The site is exposing the reality that you can come to the same place from different directions. For example, if you are more "German", your sense of fairness, adherence to rules, regard for punctuality comes from a place of moral obligation. You act in ways you hope others will also act because you believe that if everyone acts that way, we'd all get along better.
However, if you do these things because those are the arbitrary rules set forth and they must be followed because that's the definition of a rule, something you follow, then you're likely Autistic because that kind of rigid thinking that is a hallmark of the condition.
It was 47% 47%. AMA!! I've got stories man, just give me a specific prompt. I can also tell stories about my PhD advisor (100% german, 70% autistic).
Both
The Wittgenstein Result
GERMAN 49%
AUTISTIC 40%
Been once to Germany, maybe twice. Can't vouch the other.
Being German isn't communicable, you won't catch it on a business trip or holiday.
Btw I tested neither, 30% each; "the controll group". So I am formally authorized to criticise the page as a perfectly normal person.
Back in the 1990s I was in Hong Kong. The city was epic, cool and alien. Today I feel I could live there even without speaking cantonese (I understand the top-down control via Beijing being a huge problem; I refer to what a city may look like in 2026 and beyond though from a theoretical point of view. Naturally knowing the language helps insanely, but english works as a substitute in many modern areas, even in non-english speaking countries).
> You are difficult to work with in the ways all serious people are difficult to work with. This is not a diagnosis. It is a compliment.

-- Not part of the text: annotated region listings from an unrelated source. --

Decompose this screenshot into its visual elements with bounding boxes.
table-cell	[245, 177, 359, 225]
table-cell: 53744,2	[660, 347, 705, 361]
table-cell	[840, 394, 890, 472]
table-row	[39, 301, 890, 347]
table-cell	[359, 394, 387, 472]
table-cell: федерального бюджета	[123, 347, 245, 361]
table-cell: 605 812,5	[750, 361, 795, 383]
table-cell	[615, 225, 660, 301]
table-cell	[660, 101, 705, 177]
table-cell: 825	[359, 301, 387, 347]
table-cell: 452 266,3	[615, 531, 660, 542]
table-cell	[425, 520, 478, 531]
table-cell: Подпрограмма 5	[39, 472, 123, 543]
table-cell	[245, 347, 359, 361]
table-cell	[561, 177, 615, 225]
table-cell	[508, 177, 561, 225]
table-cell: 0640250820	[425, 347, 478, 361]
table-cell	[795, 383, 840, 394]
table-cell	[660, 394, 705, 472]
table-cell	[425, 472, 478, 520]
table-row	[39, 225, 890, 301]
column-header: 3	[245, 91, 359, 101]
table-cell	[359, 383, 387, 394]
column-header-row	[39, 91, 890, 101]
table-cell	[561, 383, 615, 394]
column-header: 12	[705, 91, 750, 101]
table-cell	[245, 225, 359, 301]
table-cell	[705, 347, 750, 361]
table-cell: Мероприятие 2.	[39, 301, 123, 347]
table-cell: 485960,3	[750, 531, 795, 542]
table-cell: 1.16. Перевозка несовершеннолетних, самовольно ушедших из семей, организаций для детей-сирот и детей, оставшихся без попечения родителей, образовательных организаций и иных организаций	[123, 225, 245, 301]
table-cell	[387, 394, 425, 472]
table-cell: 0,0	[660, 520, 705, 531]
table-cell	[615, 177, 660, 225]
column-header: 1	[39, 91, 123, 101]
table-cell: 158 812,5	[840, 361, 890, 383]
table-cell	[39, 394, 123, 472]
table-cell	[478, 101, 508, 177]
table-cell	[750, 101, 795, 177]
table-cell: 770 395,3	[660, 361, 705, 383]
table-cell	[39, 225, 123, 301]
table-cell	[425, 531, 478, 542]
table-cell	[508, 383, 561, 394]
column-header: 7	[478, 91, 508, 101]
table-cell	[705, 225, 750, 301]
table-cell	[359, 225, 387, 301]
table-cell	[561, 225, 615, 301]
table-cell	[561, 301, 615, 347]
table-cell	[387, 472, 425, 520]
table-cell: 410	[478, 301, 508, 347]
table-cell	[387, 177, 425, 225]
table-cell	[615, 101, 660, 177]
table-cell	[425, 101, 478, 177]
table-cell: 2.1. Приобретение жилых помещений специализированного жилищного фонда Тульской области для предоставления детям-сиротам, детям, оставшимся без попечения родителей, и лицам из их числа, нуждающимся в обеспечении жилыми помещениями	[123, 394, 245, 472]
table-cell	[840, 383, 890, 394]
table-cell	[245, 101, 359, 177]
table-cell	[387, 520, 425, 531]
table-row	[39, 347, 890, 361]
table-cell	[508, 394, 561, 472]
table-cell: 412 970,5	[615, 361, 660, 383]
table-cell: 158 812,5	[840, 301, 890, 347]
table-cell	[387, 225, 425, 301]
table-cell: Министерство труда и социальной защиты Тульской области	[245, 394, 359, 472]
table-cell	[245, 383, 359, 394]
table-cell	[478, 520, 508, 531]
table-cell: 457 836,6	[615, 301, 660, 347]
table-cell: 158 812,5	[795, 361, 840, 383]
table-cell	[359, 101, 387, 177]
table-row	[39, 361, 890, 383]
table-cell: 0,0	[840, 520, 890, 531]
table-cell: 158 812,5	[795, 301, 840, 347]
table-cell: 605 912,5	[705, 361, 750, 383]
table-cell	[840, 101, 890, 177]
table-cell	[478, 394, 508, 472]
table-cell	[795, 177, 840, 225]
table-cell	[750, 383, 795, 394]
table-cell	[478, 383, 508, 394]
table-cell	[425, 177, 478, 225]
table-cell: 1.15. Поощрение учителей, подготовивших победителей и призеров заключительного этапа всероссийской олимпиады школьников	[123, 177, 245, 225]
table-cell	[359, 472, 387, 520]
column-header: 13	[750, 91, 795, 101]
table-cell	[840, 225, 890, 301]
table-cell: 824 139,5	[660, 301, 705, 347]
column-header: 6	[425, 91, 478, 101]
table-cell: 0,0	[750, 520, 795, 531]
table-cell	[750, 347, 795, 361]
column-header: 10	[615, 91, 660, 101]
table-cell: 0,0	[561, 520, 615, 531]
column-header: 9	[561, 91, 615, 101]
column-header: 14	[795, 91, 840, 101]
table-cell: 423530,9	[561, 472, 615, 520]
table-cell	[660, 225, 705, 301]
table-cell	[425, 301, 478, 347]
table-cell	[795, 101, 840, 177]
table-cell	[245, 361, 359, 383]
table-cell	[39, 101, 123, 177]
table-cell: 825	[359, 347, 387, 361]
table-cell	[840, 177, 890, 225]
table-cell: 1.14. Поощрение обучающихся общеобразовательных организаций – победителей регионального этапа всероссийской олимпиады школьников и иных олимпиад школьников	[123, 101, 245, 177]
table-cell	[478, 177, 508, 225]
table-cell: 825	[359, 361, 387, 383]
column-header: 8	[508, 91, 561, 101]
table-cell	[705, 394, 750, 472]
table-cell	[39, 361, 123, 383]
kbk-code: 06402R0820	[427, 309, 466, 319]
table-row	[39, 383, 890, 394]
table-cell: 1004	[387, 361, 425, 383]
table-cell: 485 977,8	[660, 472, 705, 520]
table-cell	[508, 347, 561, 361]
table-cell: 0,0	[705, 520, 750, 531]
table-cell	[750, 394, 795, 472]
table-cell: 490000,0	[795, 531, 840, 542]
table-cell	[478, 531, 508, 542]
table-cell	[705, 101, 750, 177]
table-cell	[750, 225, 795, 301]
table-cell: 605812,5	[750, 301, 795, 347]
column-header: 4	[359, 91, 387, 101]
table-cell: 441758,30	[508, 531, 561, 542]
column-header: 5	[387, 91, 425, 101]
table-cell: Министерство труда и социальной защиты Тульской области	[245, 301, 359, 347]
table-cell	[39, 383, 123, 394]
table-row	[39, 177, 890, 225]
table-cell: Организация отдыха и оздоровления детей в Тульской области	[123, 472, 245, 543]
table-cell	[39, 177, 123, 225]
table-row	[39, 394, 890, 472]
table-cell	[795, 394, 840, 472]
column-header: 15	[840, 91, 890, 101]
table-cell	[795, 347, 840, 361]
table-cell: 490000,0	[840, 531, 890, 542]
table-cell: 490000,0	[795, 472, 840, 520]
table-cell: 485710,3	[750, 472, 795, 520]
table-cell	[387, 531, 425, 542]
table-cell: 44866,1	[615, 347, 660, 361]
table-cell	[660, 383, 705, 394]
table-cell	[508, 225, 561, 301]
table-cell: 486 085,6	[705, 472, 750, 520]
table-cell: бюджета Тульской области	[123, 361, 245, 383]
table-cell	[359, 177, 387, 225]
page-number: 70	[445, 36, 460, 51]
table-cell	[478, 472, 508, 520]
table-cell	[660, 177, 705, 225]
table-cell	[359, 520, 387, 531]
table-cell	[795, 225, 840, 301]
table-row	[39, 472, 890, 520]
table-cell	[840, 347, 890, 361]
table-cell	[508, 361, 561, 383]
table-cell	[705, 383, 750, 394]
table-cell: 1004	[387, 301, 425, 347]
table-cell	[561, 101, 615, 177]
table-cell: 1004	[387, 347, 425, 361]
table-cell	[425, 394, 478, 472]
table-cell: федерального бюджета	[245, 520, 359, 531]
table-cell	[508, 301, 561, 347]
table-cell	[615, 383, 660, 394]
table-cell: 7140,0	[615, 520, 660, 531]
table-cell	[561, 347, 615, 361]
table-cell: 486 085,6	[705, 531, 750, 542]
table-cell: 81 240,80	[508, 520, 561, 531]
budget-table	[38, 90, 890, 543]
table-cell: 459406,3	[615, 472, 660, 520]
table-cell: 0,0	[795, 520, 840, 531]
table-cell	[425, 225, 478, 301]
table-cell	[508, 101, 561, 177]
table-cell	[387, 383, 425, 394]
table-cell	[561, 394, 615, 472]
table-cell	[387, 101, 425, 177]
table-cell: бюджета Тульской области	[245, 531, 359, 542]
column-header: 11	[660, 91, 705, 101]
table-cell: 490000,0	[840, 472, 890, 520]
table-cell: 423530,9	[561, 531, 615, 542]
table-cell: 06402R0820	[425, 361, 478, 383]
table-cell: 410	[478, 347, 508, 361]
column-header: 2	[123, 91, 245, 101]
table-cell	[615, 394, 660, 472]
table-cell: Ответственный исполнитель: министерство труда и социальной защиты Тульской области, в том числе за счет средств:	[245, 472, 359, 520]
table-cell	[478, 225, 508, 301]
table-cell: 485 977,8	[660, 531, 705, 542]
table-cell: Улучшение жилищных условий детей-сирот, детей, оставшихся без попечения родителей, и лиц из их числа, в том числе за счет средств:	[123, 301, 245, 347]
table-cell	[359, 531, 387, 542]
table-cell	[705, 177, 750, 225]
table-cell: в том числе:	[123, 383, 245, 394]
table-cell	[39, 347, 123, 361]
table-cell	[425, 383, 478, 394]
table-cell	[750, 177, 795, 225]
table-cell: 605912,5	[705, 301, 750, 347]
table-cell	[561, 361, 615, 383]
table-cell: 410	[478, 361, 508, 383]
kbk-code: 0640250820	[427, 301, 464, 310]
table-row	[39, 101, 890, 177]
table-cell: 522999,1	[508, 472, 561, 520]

This is extremely relatable. I'm pretty confident that this physical sensation is related to my (rather severely) limited working memory, which I have to carefully manage at maximum capacity and which is catastrophically overwhelmed by some interruptions. A token interruption ("hey, do you have a sec"?) Doesn't tend to cause the sensation, but an interruption that contains data ("I called Greg about the plan for Wednesday and he said that Susan said...") is psychologically painful and even enraging in an oddly visceral sort of way.